The NDP is also committed to addressing the crisis of health care in First Nations communities. Nursing stations on reserves are understaffed and under-resourced forcing people to take long journeys to Thunder Bay to receive critical, though basic, services.  Nishnawbe-Aski Nation and other First Nations governments have been working hard to identify solutions to the healthcare needs of their communities and the NDP is committed to making sure that these solutions are implemented.

Our province has the resources for all of us to live better, healthier lives.  Incredible medical advances are occurring every day, and yet people are waiting for medical care in hospital hallways.  It doesn’t have to be this way.
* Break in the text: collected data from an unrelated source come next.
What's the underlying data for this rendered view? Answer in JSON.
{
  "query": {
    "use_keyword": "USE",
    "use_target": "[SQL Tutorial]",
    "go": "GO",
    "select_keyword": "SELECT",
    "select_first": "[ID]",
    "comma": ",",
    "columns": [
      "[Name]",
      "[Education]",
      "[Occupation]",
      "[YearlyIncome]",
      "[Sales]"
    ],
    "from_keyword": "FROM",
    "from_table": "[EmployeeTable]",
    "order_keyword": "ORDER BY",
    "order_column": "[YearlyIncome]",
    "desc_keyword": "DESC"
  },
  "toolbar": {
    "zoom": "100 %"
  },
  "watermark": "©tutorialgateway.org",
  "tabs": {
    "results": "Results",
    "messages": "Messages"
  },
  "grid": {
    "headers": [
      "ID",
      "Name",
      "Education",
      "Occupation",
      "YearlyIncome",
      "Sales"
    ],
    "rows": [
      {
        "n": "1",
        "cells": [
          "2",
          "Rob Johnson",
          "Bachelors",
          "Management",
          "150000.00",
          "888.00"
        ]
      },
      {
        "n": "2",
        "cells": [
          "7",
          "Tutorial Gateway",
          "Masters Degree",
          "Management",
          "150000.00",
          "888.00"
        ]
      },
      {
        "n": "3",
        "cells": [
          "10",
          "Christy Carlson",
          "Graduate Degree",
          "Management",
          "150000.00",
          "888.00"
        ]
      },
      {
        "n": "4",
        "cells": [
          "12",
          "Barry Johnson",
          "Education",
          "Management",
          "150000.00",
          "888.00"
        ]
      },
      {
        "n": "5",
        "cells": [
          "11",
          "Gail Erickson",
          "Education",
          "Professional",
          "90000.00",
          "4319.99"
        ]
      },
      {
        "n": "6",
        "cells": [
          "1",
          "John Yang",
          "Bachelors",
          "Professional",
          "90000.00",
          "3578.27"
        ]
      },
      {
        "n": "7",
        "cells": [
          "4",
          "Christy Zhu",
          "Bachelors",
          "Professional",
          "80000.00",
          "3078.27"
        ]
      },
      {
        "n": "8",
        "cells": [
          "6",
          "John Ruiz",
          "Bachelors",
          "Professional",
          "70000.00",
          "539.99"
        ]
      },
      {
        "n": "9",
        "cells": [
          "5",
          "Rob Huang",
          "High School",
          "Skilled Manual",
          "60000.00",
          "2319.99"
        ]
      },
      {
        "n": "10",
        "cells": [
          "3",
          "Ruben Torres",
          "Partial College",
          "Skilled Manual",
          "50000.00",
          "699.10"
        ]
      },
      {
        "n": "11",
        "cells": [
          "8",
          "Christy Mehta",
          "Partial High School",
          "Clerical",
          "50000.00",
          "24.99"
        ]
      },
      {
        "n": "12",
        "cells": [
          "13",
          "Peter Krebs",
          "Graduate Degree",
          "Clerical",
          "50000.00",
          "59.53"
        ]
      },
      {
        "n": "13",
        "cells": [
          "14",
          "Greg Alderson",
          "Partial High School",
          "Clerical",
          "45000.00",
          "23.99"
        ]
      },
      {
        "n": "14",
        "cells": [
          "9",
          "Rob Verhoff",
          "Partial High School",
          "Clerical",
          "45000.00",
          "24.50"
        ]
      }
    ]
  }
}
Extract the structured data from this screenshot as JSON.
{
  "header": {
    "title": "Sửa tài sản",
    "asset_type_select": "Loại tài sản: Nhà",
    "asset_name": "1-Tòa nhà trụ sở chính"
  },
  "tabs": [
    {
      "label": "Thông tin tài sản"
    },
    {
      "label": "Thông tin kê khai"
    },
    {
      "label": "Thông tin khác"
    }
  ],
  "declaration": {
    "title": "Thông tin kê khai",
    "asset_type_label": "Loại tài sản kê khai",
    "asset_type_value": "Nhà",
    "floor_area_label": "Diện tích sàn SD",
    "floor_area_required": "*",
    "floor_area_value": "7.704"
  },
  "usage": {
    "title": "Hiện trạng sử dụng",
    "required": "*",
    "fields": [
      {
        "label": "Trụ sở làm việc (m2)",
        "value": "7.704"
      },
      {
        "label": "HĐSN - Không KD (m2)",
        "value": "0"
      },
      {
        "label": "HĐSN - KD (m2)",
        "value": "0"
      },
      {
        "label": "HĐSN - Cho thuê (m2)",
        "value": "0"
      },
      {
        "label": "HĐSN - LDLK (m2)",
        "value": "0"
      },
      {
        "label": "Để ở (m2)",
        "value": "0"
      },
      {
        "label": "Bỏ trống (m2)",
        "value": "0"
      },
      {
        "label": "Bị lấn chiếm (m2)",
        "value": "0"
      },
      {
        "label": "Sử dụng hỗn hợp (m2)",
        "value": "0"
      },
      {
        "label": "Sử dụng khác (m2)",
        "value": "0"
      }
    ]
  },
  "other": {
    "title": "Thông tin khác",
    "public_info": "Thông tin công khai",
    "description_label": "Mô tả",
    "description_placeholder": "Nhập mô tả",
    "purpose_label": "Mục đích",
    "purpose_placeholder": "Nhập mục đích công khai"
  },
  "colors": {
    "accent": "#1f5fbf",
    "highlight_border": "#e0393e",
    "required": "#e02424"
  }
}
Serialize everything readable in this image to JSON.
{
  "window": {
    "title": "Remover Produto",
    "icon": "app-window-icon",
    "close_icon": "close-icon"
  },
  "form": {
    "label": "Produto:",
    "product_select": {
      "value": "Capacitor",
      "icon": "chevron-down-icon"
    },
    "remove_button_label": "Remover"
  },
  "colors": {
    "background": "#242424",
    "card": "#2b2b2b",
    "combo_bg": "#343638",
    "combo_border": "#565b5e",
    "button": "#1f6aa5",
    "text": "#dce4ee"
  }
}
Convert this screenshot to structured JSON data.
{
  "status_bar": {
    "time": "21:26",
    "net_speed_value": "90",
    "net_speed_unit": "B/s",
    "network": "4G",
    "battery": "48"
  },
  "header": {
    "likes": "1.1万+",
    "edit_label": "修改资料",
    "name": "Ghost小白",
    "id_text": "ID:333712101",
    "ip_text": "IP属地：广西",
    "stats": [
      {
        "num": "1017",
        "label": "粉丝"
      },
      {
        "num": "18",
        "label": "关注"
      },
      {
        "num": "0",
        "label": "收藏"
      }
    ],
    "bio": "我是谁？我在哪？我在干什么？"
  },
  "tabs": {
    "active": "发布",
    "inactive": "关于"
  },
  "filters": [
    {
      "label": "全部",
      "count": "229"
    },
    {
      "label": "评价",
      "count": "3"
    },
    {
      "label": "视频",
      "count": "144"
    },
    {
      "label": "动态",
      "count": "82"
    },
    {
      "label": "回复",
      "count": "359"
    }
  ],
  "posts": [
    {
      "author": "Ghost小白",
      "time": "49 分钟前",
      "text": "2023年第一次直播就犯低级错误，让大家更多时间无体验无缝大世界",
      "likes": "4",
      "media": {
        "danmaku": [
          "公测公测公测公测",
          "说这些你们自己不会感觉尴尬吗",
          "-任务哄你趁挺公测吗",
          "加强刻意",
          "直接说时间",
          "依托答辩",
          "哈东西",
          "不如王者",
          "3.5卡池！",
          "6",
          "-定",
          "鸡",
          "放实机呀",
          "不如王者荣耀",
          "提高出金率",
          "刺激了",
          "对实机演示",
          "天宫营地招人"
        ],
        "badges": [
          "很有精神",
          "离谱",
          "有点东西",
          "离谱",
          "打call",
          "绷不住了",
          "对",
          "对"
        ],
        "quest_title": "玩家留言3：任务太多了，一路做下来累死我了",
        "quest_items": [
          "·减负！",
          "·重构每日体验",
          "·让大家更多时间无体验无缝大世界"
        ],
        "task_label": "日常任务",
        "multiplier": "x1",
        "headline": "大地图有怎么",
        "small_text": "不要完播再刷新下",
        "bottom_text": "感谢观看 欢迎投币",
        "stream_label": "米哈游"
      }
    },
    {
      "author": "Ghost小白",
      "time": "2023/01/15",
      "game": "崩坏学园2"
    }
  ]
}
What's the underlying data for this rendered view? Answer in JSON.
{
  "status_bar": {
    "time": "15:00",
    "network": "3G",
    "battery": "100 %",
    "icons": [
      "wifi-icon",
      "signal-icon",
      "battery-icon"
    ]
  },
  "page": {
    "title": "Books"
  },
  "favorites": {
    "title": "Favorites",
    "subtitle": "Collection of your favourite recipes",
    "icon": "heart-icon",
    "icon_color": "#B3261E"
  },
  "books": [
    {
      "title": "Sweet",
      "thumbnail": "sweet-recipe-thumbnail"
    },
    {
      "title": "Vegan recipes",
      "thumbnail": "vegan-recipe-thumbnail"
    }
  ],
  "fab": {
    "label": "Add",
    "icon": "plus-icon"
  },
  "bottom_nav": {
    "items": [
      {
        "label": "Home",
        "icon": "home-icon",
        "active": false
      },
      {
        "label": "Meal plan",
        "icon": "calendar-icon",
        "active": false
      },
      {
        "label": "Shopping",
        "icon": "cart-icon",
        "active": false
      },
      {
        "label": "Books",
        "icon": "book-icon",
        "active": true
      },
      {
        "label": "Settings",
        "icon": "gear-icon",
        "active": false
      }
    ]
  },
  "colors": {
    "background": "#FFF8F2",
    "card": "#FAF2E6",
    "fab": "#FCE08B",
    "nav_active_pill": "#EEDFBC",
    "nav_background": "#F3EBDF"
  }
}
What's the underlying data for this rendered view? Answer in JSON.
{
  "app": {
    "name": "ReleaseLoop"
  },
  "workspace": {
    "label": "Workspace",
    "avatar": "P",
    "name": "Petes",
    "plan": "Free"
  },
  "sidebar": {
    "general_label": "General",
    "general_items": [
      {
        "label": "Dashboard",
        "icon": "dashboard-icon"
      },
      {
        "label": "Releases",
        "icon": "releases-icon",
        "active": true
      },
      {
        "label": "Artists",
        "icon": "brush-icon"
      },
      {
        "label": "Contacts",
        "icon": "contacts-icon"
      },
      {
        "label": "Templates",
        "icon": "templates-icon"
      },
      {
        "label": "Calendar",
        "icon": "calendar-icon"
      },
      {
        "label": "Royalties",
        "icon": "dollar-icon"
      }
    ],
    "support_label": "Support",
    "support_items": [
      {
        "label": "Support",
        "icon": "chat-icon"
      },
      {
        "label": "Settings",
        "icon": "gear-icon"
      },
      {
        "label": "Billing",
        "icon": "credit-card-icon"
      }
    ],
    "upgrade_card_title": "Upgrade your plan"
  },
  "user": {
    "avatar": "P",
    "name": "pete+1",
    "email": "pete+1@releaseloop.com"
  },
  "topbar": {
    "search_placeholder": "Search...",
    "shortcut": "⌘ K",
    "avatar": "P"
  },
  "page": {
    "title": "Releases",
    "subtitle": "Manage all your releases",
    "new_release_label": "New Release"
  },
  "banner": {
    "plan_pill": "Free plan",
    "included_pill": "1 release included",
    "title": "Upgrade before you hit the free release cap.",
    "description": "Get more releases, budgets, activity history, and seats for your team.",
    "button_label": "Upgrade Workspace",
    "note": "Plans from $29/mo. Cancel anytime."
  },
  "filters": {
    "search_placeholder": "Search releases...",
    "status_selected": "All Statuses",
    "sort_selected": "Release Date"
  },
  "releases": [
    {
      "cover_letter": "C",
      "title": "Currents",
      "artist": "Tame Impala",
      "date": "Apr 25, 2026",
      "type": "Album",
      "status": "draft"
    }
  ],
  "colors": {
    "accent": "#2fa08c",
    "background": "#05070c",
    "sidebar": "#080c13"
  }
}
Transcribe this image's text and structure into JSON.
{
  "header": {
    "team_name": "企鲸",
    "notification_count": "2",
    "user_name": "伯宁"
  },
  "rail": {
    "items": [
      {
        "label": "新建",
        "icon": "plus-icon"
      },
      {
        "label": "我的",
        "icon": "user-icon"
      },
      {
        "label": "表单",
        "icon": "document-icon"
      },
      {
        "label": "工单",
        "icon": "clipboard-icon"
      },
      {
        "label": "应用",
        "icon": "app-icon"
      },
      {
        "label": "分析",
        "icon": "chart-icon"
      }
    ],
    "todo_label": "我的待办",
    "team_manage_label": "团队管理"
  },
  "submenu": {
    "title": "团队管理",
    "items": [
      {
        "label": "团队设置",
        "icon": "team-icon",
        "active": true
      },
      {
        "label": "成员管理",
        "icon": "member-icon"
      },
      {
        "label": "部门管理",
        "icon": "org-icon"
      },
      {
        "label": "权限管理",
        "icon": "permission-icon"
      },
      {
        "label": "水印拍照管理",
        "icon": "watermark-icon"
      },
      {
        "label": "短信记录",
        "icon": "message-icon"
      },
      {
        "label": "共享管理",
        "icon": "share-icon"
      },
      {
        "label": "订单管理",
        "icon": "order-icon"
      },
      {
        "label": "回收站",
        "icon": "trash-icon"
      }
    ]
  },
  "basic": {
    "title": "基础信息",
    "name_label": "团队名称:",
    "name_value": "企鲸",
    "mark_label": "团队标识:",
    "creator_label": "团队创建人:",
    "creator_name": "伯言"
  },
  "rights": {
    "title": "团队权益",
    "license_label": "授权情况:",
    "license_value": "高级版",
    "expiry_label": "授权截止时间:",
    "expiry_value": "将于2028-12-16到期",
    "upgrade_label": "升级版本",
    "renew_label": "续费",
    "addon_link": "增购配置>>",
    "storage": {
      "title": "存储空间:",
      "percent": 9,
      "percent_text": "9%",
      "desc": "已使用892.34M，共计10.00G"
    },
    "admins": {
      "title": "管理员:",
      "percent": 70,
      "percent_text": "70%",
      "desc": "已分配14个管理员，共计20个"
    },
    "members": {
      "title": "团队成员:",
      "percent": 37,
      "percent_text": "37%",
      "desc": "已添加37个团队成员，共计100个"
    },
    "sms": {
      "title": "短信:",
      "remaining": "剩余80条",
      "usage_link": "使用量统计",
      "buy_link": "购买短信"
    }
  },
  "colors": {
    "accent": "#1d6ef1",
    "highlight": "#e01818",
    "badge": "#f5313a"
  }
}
We have to stand up and be counted if we want to take back our health care system.  When Tommy Douglas worked for universal health care, Liberals and Conservatives said that was impossible and would bankrupt the nation and yet, it was not only possible, it’s now something that all of us can be proud of.

We can do so much better.  It’s time to take back our public health care services, fund them properly, and make sure that they are available to everyone.  The NDP started the movement for universal health care, and it will be the NDP that makes sure that Ontarians have true universal pharmacare. Every Ontario family deserves to be confident that if they need health care, services will be there for them, when and where they need it.

I am passionate about the health and well-being of the people in our region and will be our voice in Queen’s Park to fight for proper funding for all of our health care needs in Thunder Bay-Superior North.